Becky starts to shake things up, and her first job is to find an anchor a little less orange. She goes the credibility route and seeks out Mike Pomeroy (Harrison Ford, who hasn't done this much mugging since Return of the Jedi**), a veteran news-man (he lunches with Chris Matthews, Bob Schieffer, and Morley Safer), grumpily living out his golden parachute contract, and has no desire to lower his standards working on a show with "half an audience who've lost the remote, and the other half are waiting for the nurse to turn them over." Warned that he is "the third-worst person in the world...after Kim Jong-Il and Angela Lansbury" by the movie's obligatory boy-friend (Patrick Wilson...slumming***), Becky finds a loop-hole in his contract and forces the pro to "lower his standards," but raise the bar on passive-aggressive behavior (he refuses to "banter, from the Latin word for 'gibber like a moron'")...as if the show needed any more of that. Pretty soon, every surface at the station has Becky-forehead-sized dents from her beating herself into them—that and her seeming incapacity to open doors are the two consistent jokes of which no opportunity is passed.
It's got the TV-industry cynicism down, but raised to the bitchy level of the fashion industry (the writer, Aline Brosh McKenna, also wrote The Devil Wears Prada, ...and 27 Dresses , and Laws of Attraction, and Three to Tango...so this is the first movie of hers I haven't actively avoided...although I did see Prada, and admired it). Director Roger Michell can do rom-com fine (Notting Hill), but he's capable of doing better stuff, and he keeps everything lively and semi-sunny, despite the rampant cruelty tossed around like so much unnecessary paper-shuffling on a news-desk. But, he can't do much with the cliched material, from the "mmet cute" to the "slo-mo run through new York."
Morning Glory is okay, but it breaks no boundaries (or news, for all that), it's another "working girl" comedy in the revolving door of them.
Morning Glory is a Cable-Watcher.
* Cue the hat-throw. Give credit where credit is due: I didn't notice this was basically "The Mary Tyler Moore Show" (and a two-hour stretch of the half-hour pilot, at that) until Ford's crusty news vet says to the young producer "You have a repellant moxie" in the same way that Ed Asner's Lou Grant said "You've got spunk....I HATE spunk!" Where's Betty White when you need her?
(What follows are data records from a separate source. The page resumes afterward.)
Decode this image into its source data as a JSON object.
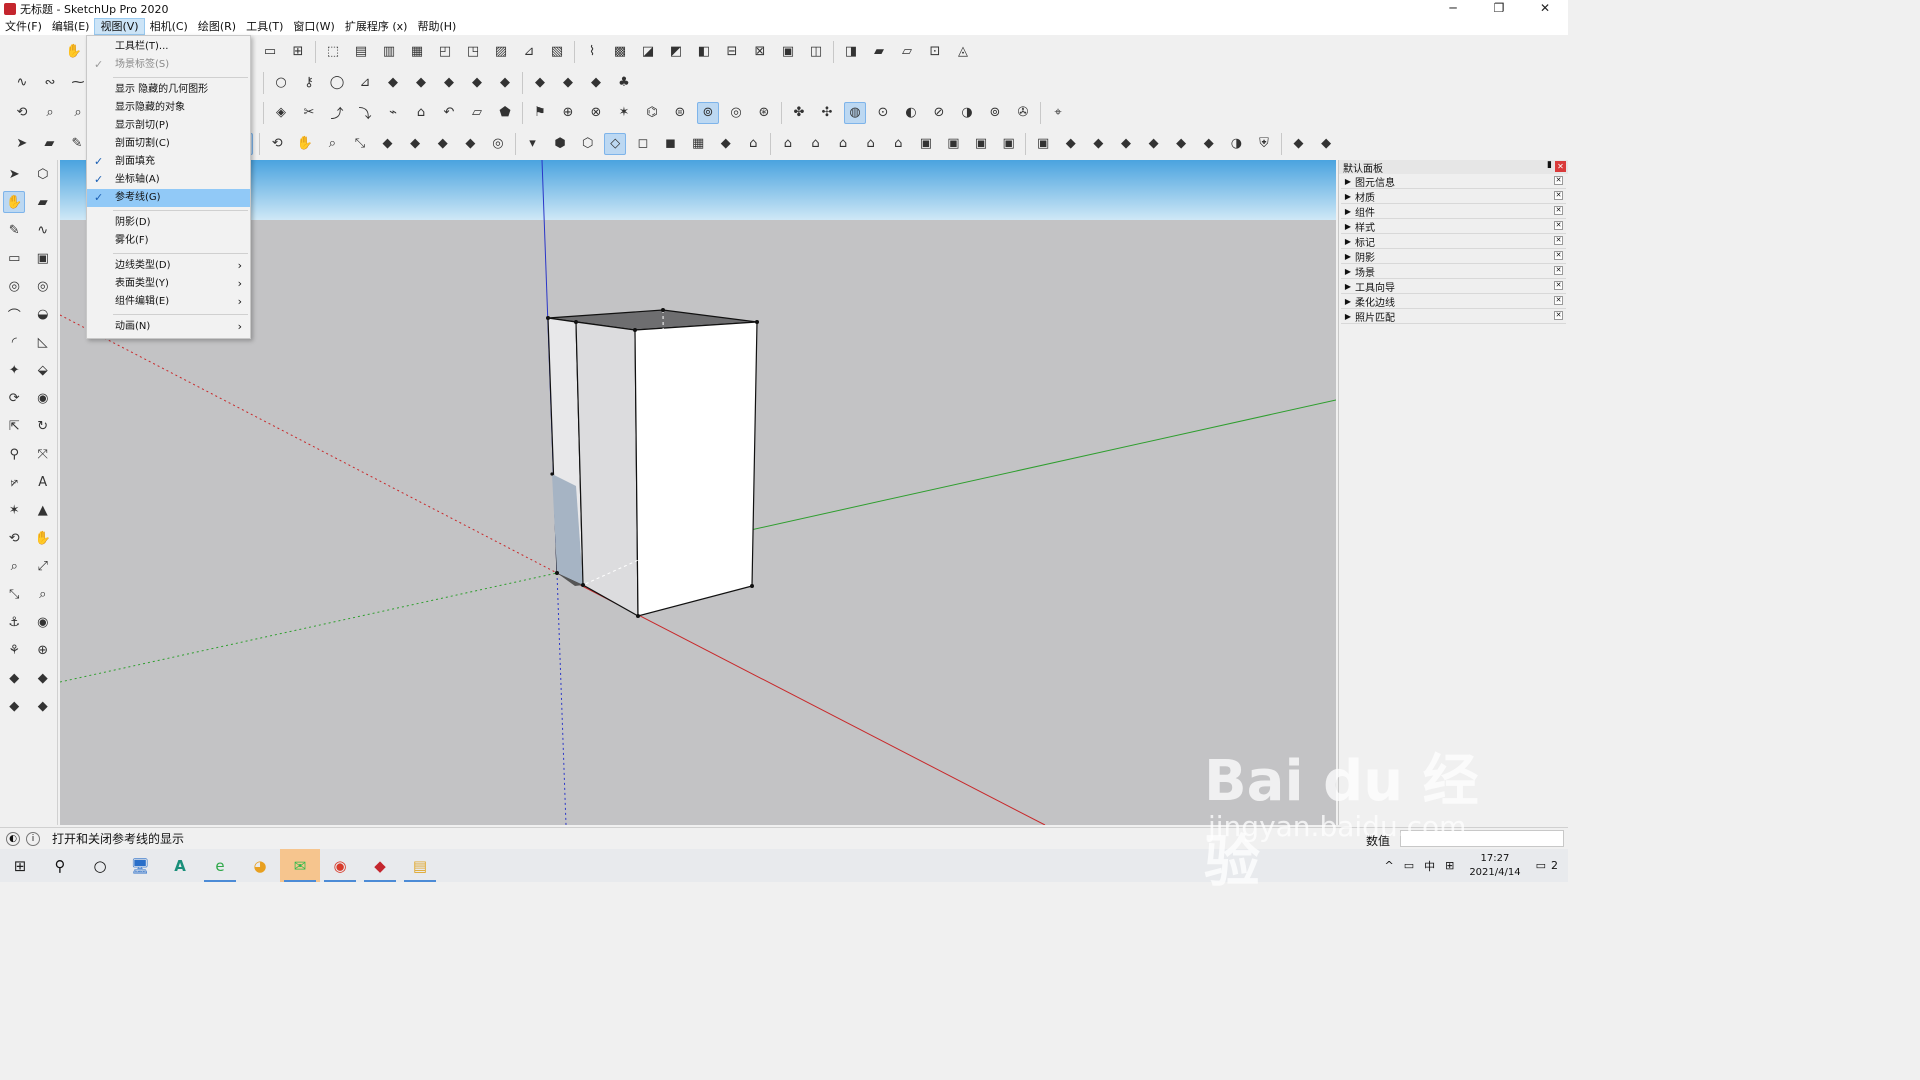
{
  "window": {
    "title": "无标题 - SketchUp Pro 2020",
    "controls": [
      "─",
      "❐",
      "✕"
    ]
  },
  "menubar": {
    "items": [
      "文件(F)",
      "编辑(E)",
      "视图(V)",
      "相机(C)",
      "绘图(R)",
      "工具(T)",
      "窗口(W)",
      "扩展程序 (x)",
      "帮助(H)"
    ],
    "active_index": 2
  },
  "view_menu": {
    "items": [
      {
        "label": "工具栏(T)...",
        "checked": false,
        "disabled": false,
        "submenu": false
      },
      {
        "label": "场景标签(S)",
        "checked": true,
        "disabled": true,
        "submenu": false
      },
      {
        "sep": true
      },
      {
        "label": "显示 隐藏的几何图形",
        "checked": false,
        "disabled": false,
        "submenu": false
      },
      {
        "label": "显示隐藏的对象",
        "checked": false,
        "disabled": false,
        "submenu": false
      },
      {
        "label": "显示剖切(P)",
        "checked": false,
        "disabled": false,
        "submenu": false
      },
      {
        "label": "剖面切割(C)",
        "checked": false,
        "disabled": false,
        "submenu": false
      },
      {
        "label": "剖面填充",
        "checked": true,
        "disabled": false,
        "submenu": false
      },
      {
        "label": "坐标轴(A)",
        "checked": true,
        "disabled": false,
        "submenu": false
      },
      {
        "label": "参考线(G)",
        "checked": true,
        "disabled": false,
        "submenu": false,
        "highlighted": true
      },
      {
        "sep": true
      },
      {
        "label": "阴影(D)",
        "checked": false,
        "disabled": false,
        "submenu": false
      },
      {
        "label": "雾化(F)",
        "checked": false,
        "disabled": false,
        "submenu": false
      },
      {
        "sep": true
      },
      {
        "label": "边线类型(D)",
        "checked": false,
        "disabled": false,
        "submenu": true
      },
      {
        "label": "表面类型(Y)",
        "checked": false,
        "disabled": false,
        "submenu": true
      },
      {
        "label": "组件编辑(E)",
        "checked": false,
        "disabled": false,
        "submenu": true
      },
      {
        "sep": true
      },
      {
        "label": "动画(N)",
        "checked": false,
        "disabled": false,
        "submenu": true
      }
    ]
  },
  "tray_panel": {
    "title": "默认面板",
    "sections": [
      "图元信息",
      "材质",
      "组件",
      "样式",
      "标记",
      "阴影",
      "场景",
      "工具向导",
      "柔化边线",
      "照片匹配"
    ]
  },
  "statusbar": {
    "hint": "打开和关闭参考线的显示",
    "vcb_label": "数值",
    "vcb_value": ""
  },
  "taskbar": {
    "time": "17:27",
    "date": "2021/4/14",
    "ime": "中",
    "notification_count": "2"
  },
  "watermark": {
    "main": "Bai du 经验",
    "sub": "jingyan.baidu.com"
  },
  "colors": {
    "sky_top": "#4aa3df",
    "sky_bottom": "#cfe8f6",
    "ground": "#c3c3c5",
    "axis_red": "#c8282a",
    "axis_green": "#2e9e2e",
    "axis_blue": "#2a36c8",
    "menu_highlight": "#91c9f7"
  }
}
** ...which makes me think something is wrong. Ford is the master of the subtle slow-burn comic performance, but this one is at a hard-boil. His lines delivered in a husky, phlegmatic drone, you start to wonder if Ford—like his character—just isn't happy to be there (y'know, like his narration in BladeRunner?). Then, he manages to take what should have been the movie's worst scene, and make it shine, giving it depth, resonance and heart...while still not betraying his character. Nice work.
*** Yeah, but on the other hand, I've felt so sorry for so many good actresses playing "the girlfriend" over the years, this is one for equal opportunity.